Using this model, the team calculated the current epidemic would end within two to three years, due to the fact people are unlikely to be infected with Zika twice.
Professor Ferguson explained: “The current explosive epidemic will burn itself out due to a phenomenon called herd immunity. Because the virus is unable to infect the same person twice — thanks to the immune system generating antibodies to kill it — the epidemic reaches a stage where there are too few people left to infect for transmission to be sustained.
Using our model, we predict large-scale transmission will not restart for at least another ten years — until there is a new generation in the population who have not been exposed to the Zika virus. This mirrors other epidemics, such as chikungunia — a similar virus to Zika — where we have seen explosive epidemics followed by long periods with few new cases. “
The Zika virus is carried by the Aedes aegypti mosquito, but the team cautioned any large-scale government programs to target the mosquitoes may have limited impact. “The virus is very similar to the dengue virus, and transmitted by the same mosquito. But previous experience with dengue has shown controlling spread to be incredibly difficult. Also, efforts to contain the epidemic would have needed to have been implemented much earlier in the current Zika epidemic to have a major effect — but by the time we realised the scale of the problem it was too late.”
He added any efforts to slow spread of the virus may in fact prolong the current epidemic: “Slowing transmission between people means the population will take longer to reach the level of herd immunity needed for transmission to stop. It might also mean that the window between epidemics — which we predict may be over a decade — could actually get shorter.”
And while the potential end of the epidemic is no doubt positive, it does raise issues for vaccine development, adds Professor Ferguson: “If our projections are correct, cases will have dropped substantially by the end of next year, if not sooner. This means by the time we have vaccines ready to be tested, there may not be enough cases of Zika in the community to test if the vaccine works.”
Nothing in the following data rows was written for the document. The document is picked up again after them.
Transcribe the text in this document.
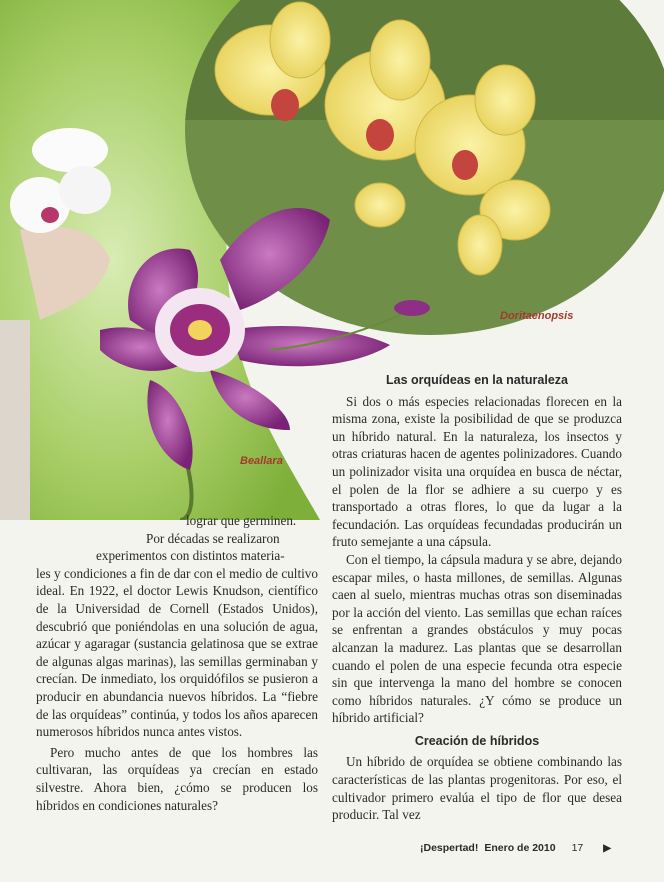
Doritaenopsis
Beallara

lograr que germinen.

Por décadas se realizaron

experimentos con distintos materia-

les y condiciones a fin de dar con el medio de cultivo ideal. En 1922, el doctor Lewis Knudson, científico de la Universidad de Cornell (Estados Unidos), descubrió que poniéndolas en una solución de agua, azúcar y agaragar (sustancia gelatinosa que se extrae de algunas algas marinas), las semillas germinaban y crecían. De inmediato, los orquidófilos se pusieron a producir en abundancia nuevos híbridos. La “fiebre de las orquídeas” continúa, y todos los años aparecen numerosos híbridos nunca antes vistos.

Pero mucho antes de que los hombres las cultivaran, las orquídeas ya crecían en estado silvestre. Ahora bien, ¿cómo se producen los híbridos en condiciones naturales?

Las orquídeas en la naturaleza

Si dos o más especies relacionadas florecen en la misma zona, existe la posibilidad de que se produzca un híbrido natural. En la naturaleza, los insectos y otras criaturas hacen de agentes polinizadores. Cuando un polinizador visita una orquídea en busca de néctar, el polen de la flor se adhiere a su cuerpo y es transportado a otras flores, lo que da lugar a la fecundación. Las orquídeas fecundadas producirán un fruto semejante a una cápsula.

Con el tiempo, la cápsula madura y se abre, dejando escapar miles, o hasta millones, de semillas. Algunas caen al suelo, mientras muchas otras son diseminadas por la acción del viento. Las semillas que echan raíces se enfrentan a grandes obstáculos y muy pocas alcanzan la madurez. Las plantas que se desarrollan cuando el polen de una especie fecunda otra especie sin que intervenga la mano del hombre se conocen como híbridos naturales. ¿Y cómo se produce un híbrido artificial?

Creación de híbridos

Un híbrido de orquídea se obtiene combinando las características de las plantas progenitoras. Por eso, el cultivador primero evalúa el tipo de flor que desea producir. Tal vez

¡Despertad! Enero de 2010 17 ▶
He suggests one option may be to recruit ‘sleeper sites’ for vaccine trials across the globe. These centres would obtain, in advance, the lengthy legal and ethical approval needed for a trial. Then if there is a Zika outbreak in its area, a centre would be ready to begin a vaccine trial straight away.
However, Professor Ferguson highlighted there are still many questions to answer about Zika — and therefore many caveats to making predictions: “In a worst case scenario Zika would become endemic in Latin America in the long-term, which would mean smaller, frequent outbreaks. A key issue is we don’t understand why the Zika virus affected Latin America in such an explosive way. One possibility is climate may have in some way aided spread of the virus, as spread coincided with an El Nino event. Genetic mutation of the virus might also have played a role, although early data currently give limited support for this hypothesis.”
Professor Ferguson added that previous exposure to dengue might also have played an important role in the current Zika epidemic. Some research, including recent studies from an Imperial team, has suggested prior dengue exposure may amplify Zika infection in a person.
“This is an effect called Antibody Dependent Enhancement and is of significant concern. It is too early to say whether dengue exposure affects the risk of getting Zika or the clinical consequences of infection, but this needs to be urgently examined in future research. We also need to understand why South East Asia, which also has high rates of dengue, has not experienced a similar Zika outbreak.”
He added more research is urgently needed. “One research priority is to fully understand the extent of Zika transmission, and what proportion of people in Latin America — and across the globe have been infected. To do this we need to assess past exposure to Zika by testing blood from representative samples of at-risk populations for the presence of antibodies to the virus. We and other groups are working on such studies at the moment.”
“There are currently more questions surrounding Zika than answers — and only through a coordinated global research effort will we find the answers we desperately need.”